Tool use & function calling : donner des mains à un LLM

Comment un modèle déclenche une vraie action (API, calcul, base) de façon fiable, via des schémas d’outils.

Seul, un LLM ne fait que produire du texte. Le tool use (ou function calling) lui permet de déclencher de vraies actions : interroger une API, faire un calcul exact, écrire en base. C’est ce qui transforme un modèle en agent utile.

Le principe

On décrit au modèle les outils disponibles, avec leur nom, leur rôle et leurs paramètres (un schéma). Quand c’est pertinent, le modèle ne répond pas du texte : il renvoie une demande d’appel structurée.

{
  "name": "get_weather",
  "description": "Météo actuelle d'une ville",
  "parameters": {
    "type": "object",
    "properties": { "city": { "type": "string" } },
    "required": ["city"]
  }
}

La boucle d’exécution

  1. L’utilisateur pose une question.
  2. Le modèle renvoie get_weather(city="Lyon").
  3. Ton code exécute réellement la fonction et récupère le résultat.
  4. Tu renvoies l’observation au modèle, qui formule la réponse finale.

Pourquoi des schémas stricts

Le schéma force le modèle à produire des arguments bien typés : on valide avant d’exécuter.
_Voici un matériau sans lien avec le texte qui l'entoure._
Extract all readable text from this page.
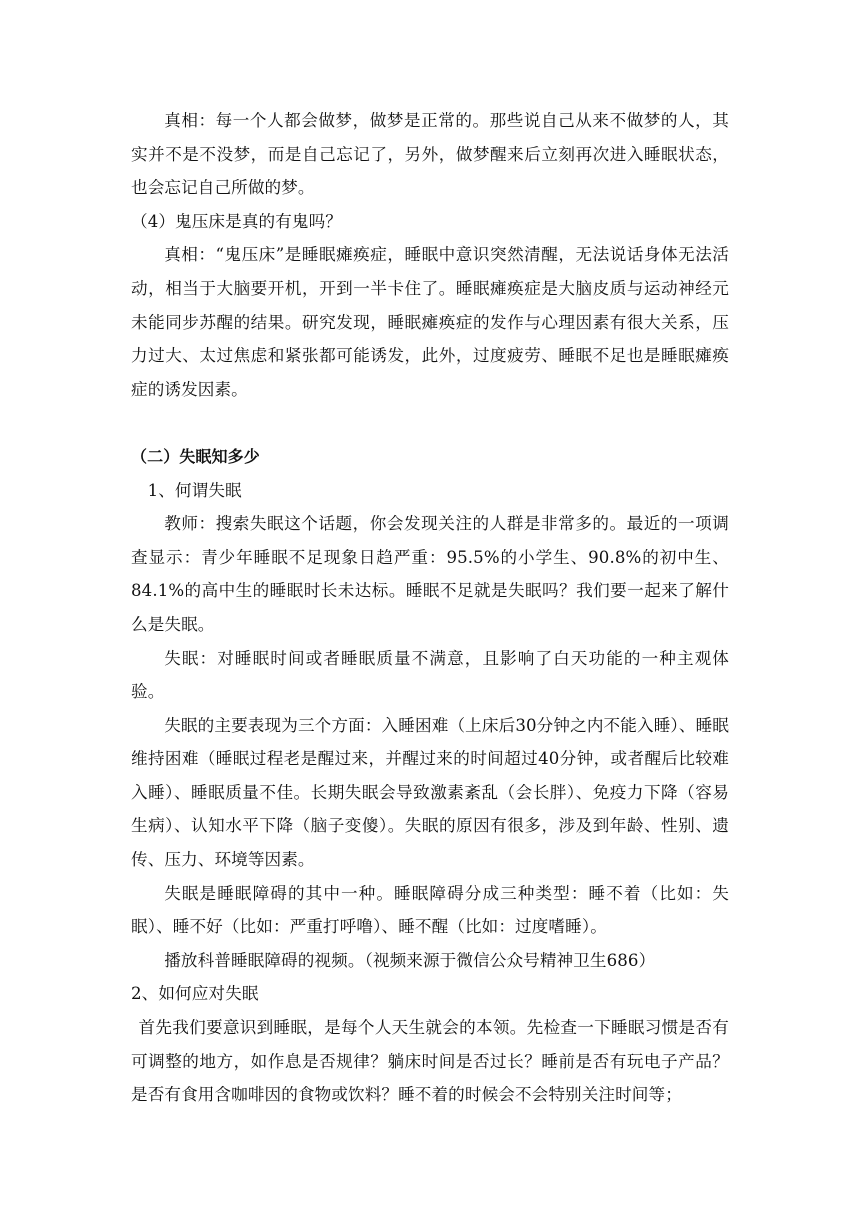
真相：每一个人都会做梦，做梦是正常的。那些说自己从来不做梦的人，其实并不是不没梦，而是自己忘记了，另外，做梦醒来后立刻再次进入睡眠状态，也会忘记自己所做的梦。

（4）鬼压床是真的有鬼吗？

真相：“鬼压床”是睡眠瘫痪症，睡眠中意识突然清醒，无法说话身体无法活动，相当于大脑要开机，开到一半卡住了。睡眠瘫痪症是大脑皮质与运动神经元未能同步苏醒的结果。研究发现，睡眠瘫痪症的发作与心理因素有很大关系，压力过大、太过焦虑和紧张都可能诱发，此外，过度疲劳、睡眠不足也是睡眠瘫痪症的诱发因素。

（二）失眠知多少

1、何谓失眠

教师：搜索失眠这个话题，你会发现关注的人群是非常多的。最近的一项调查显示：青少年睡眠不足现象日趋严重：95.5%的小学生、90.8%的初中生、84.1%的高中生的睡眠时长未达标。睡眠不足就是失眠吗？我们要一起来了解什么是失眠。

失眠：对睡眠时间或者睡眠质量不满意，且影响了白天功能的一种主观体验。

失眠的主要表现为三个方面：入睡困难（上床后30分钟之内不能入睡）、睡眠维持困难（睡眠过程老是醒过来，并醒过来的时间超过40分钟，或者醒后比较难入睡）、睡眠质量不佳。长期失眠会导致激素紊乱（会长胖）、免疫力下降（容易生病）、认知水平下降（脑子变傻）。失眠的原因有很多，涉及到年龄、性别、遗传、压力、环境等因素。

失眠是睡眠障碍的其中一种。睡眠障碍分成三种类型：睡不着（比如：失眠）、睡不好（比如：严重打呼噜）、睡不醒（比如：过度嗜睡）。

播放科普睡眠障碍的视频。（视频来源于微信公众号精神卫生686）

2、如何应对失眠

首先我们要意识到睡眠，是每个人天生就会的本领。先检查一下睡眠习惯是否有可调整的地方，如作息是否规律？躺床时间是否过长？睡前是否有玩电子产品？是否有食用含咖啡因的食物或饮料？睡不着的时候会不会特别关注时间等；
Un argument manquant ou mal formé est rejeté plutôt que de provoquer une erreur en aval. C’est la même philosophie que les contrats de notre pipeline : ne jamais exécuter une sortie non validée.

Les garde-fous indispensables

  • Limiter les outils accessibles selon le contexte (moindre privilège, cf. IAM).
  • Valider et borner les arguments (pas de chemin arbitraire, pas de requête illimitée).
  • Tracer chaque appel d’outil pour l’audit.

Le tool use bien encadré est ce qui sépare une démo bluffante d’un système qu’on ose mettre en production.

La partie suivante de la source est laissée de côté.